A few years ago, the possibility of collecting solar energy from space and distributing it to the earth seemed like an idea that was light years away. Not anymore. Several countries including the US, China, Japan, India, and many countries in Europe are working on harnessing space-based solar power (SBSP) and are also building new technologies to facilitate it.
For instance, the Japanese Aerospace Exploration Agency or JAXA has set up a 35-year roadmap to set up a one GW solar farm that can transmit energy back to the earth by 2030. JAXA has successfully managed to transmit 1.8 kilowatts using microwaves across a distance of 55 metres. Its partnership venture with Mitsubishi has transmitted 10 kilowatts of power over a distance of 500 metres.
Several thousand miles away, NASA has been working on SBSP for more than 3 decades; the Indian Space Research Organisation (ISRO) has partnered with US' National Space Society & China to harness solar energy via space-based solar collectors and a solar satellite; China’s Central Military commission has proposed exploiting the Earth-Moon space for industrial development and the European Space Agency (ESA) has been evaluating the possibilities of solar power satellites and formulating a European strategy for SPBP.
So, why does the earth need solar energy from space?
“It offers an effectively inexhaustible source of clean energy – unmatched by any earth-bound source. Its unique ability to be delivered anywhere, day or night, infrastructure or not, presents a tantalising opportunity,” says Paul Jaffe, Electronics Engineer, Spacecraft Engineering Department & Space Electronics Systems Development, U.S. Naval Research Laboratory.
Indeed, it does. While the earth has access to sunlight only during the day and that too intermittently, there is no ‘night time’ in space and the sun is always shining there. Therefore, space-based solar energy can potentially give the earth access to enormous quantities of clean energy.
However, harnessing space-based solar energy is no mean feat. According to the European Space Agency (ESA), ‘one of the main challenges for any space-based solar power satellite is the construction of large structures in orbit requiring significant amounts of material to be launched into space. These materials will have a shorter lifetime as compared to those on earth because of the harsh conditions in space. So they will need to be assembled, maintained and replaced over time.
“For space-based solar to work, it will almost certainly need to offer some compelling advantage in a given application before it can compete on cost. There are several segments involved: launch, manufacture of the space and ground portions, and the industries associated with each. The logistics could be challenging,” explains Jaffe.
Transmission is the other big hurdle for SBSP as it needs a wireless system that is efficient. Experts have ruled out electromagnetic induction, as it requires a massive magnetic field. That leaves two viable options: laser and microwaves.
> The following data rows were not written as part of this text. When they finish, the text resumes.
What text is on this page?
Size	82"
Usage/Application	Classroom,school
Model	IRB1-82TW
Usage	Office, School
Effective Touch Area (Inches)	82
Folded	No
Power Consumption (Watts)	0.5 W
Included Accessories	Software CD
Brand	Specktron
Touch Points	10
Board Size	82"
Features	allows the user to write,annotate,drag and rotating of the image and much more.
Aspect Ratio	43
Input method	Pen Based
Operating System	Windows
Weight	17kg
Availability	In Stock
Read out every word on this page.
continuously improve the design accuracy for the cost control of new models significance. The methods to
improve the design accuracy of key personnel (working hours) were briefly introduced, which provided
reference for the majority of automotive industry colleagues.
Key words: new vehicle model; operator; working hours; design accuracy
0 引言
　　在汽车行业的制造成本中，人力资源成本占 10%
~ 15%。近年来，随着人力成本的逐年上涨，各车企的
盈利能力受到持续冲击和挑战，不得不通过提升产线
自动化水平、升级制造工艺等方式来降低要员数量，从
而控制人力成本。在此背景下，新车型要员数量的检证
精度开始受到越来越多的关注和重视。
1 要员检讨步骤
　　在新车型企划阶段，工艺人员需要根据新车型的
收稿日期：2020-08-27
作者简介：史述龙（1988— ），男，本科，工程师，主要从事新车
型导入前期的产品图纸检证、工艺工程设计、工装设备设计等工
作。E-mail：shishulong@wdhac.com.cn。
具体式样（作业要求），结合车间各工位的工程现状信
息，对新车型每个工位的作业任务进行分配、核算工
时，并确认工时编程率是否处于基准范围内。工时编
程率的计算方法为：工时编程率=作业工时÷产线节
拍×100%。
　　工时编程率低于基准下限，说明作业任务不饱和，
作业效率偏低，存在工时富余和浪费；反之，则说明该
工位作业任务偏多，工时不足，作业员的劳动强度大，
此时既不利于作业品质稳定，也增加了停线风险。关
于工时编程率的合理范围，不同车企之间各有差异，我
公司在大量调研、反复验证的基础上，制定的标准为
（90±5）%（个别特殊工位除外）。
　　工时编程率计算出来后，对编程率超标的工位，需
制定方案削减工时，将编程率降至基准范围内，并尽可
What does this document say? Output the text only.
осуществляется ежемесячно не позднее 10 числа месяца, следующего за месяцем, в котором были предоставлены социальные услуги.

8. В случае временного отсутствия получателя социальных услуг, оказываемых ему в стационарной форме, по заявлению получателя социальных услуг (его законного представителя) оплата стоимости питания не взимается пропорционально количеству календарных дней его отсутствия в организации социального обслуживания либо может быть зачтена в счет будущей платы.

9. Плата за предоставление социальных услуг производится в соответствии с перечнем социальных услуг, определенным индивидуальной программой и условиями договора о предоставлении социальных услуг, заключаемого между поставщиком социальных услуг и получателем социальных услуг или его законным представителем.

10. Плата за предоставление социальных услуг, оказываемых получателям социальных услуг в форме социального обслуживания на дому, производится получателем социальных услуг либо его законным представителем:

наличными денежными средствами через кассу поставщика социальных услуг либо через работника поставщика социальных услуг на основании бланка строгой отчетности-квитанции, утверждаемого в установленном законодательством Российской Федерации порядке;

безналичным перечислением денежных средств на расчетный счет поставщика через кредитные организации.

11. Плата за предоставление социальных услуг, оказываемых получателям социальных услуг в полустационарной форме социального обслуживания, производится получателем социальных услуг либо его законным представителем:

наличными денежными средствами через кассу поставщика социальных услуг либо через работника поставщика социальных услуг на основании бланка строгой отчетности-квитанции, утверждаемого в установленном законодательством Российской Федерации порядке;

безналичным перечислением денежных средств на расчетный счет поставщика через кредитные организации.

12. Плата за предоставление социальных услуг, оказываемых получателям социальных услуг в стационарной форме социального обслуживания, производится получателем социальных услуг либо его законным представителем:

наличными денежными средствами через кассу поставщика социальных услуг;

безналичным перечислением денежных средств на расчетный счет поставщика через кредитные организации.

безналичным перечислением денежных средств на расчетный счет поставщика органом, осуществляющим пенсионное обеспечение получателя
The U.S. Naval Research Laboratory has investigated the component technologies (efficient and lightweight sunlight-to-microwave conversion) to find where the greatest hurdles lie for SBSP. While beaming solar power from space back to the earth is just one part of the problem, the bigger challenge is that of financial feasibility.
“Cost is perhaps the most daunting. Though trends suggest both space launch costs and space hardware costs can be lowered to make space-based solar more attractive financially, recent breakthroughs in terrestrial solar and storage keep lowering the energy cost bar as well. Depending on the means of power beaming (microwave or laser, most likely) there are also likely to be spectrum allocation or geopolitical challenges,” says Jaffe.
Despite these challenges space-based solar power seems like the ideal solution that can solve multiple energy-related problems of the world. It is the cleanest source of energy that can help countries reduce their dependence on fossil fuels and hence curtail their carbon footprint. It can also help reduce the supply gap as the output will be continuous in nature as opposed to intermittent supply from earth-based solar energy sources.
Which brings us to the big question - just how far away are we from this out-of-the-world solution?
Decades of research, and many technological discoveries later, there is no definite answer as yet. But experts point out that it will be foolhardy not believe that the future of solar power, as we terrestrials know it, is bound to change beyond imagination.